Sir Eric Leopold Otho Sachs, (23 July 1898 – 1 September 1979) was a British barrister and judge. He was a High Court judge from 1954 to 1966 and then a Lord Justice of Appeal until 1973.

== Biography ==
Sachs was born in London. His father was an architect, and his grandfather had emigrated from Germany to England. Sachs was educated at Charterhouse School and served as a gunnery officer in the Royal Artillery in the First World War, from 1917 to 1919, receiving wounds to his left hand. After being demobilised, he read law at Christ Church, Oxford, graduating after five terms in 1920.

He was called to the bar at the Middle Temple in 1921, and was a pupil barrister under Wilfrid Lewis. He practised on the Oxford circuit and in London, and became a King's Counsel in 1938. He was also appointed Recorder of Dudley in 1938.

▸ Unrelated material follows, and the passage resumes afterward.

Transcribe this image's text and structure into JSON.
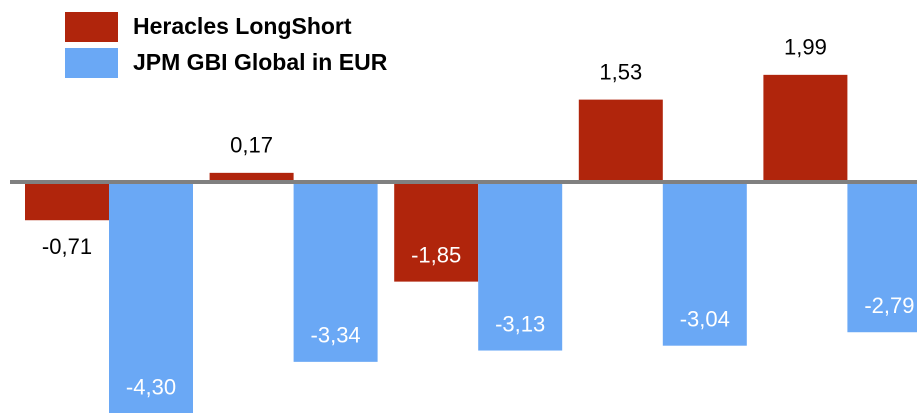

He served in the staff of the adjutant-general in the War Office in the Second World War, starting as a second lieutenant but rapidly promoted to brigadier. He was appointed MBE in 1941 for his war work. He transferred to political warfare - part of intelligence - in 1942 and was seconded to the Foreign Office to produce handbooks on the administration of the territories to be liberated by the Allies.

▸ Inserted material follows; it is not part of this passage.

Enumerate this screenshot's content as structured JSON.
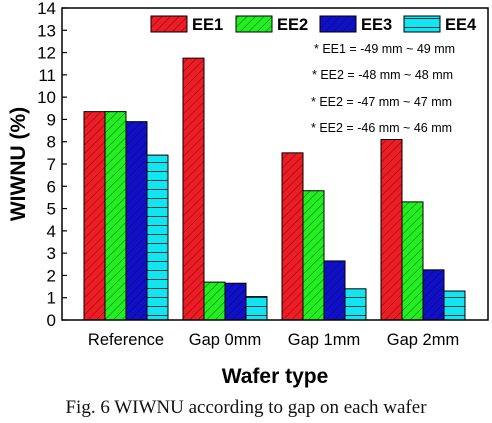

Demobilised again in 1945, he returned to legal practice as a barrister. He led a team of barristers who collaborated with Sydney Littlewood and other solicitors from the Law Society in formulating the legal aid scheme created under the Legal Aid and Advice Act 1949. He became a bencher at Middle Temple in 1947 and served as Treasurer in 1967, reforming the inn's governance and finances. He was Gresham Professor of Law from 1946 to 1950.

In addition to his legal practice, he continued with part-time judicial office, serving as a Commissioner of Assize and investigating allegations of corruption in the Gold Coast in 1946. He was Recorder of Stoke-on-Trent from 1943 to 1954, and leader of the Oxford circuit in 1953 and 1954. He was appointed to the High Court bench in 1954 and received the customary knighthood, joining the Probate, Divorce and Admiralty Division. He was transferred to the Queen's Bench Division in 1960, and was promoted to the Court of Appeal in 1966, also joining the Privy Council. Amongst other cases, he heard and dismissed the appeal of the students convicted after the Garden House riot in 1970. He became increasingly deaf in his later years and retired in 1973, but continued to sit as a judge occasionally.

Among his later cases were Evans Marshall and Co Ltd v Bertola SA and British Crane Hire Corporation Ltd v Ipswich Plant Hire Ltd, both ruled in 1973, and Lloyds Bank Ltd v Bundy in 1974. In Evans Marshall he recast the issue of determining whether damages would offer an adequate remedy in commercial cases, where the court refused to grant an injunction, into an alternative format:
"The standard question in relation to the grant of an injunction, Are damages an adequate remedy?" might perhaps, in the light of the authorities of recent years, be re-written as, "Is it just, in all the circumstances, that a plaintiff should be confined to his remedy in damages?".

In 1934, Sachs married Janet Margaret Goddard (d.2005), daughter of Rayner Goddard, later Baron Goddard, who was Lord Chief Justice of England from 1946 to 1958. He retired to East Sussex, and died at home in Wadhurst after an operation. He was survived by his wife, and their son and daughter.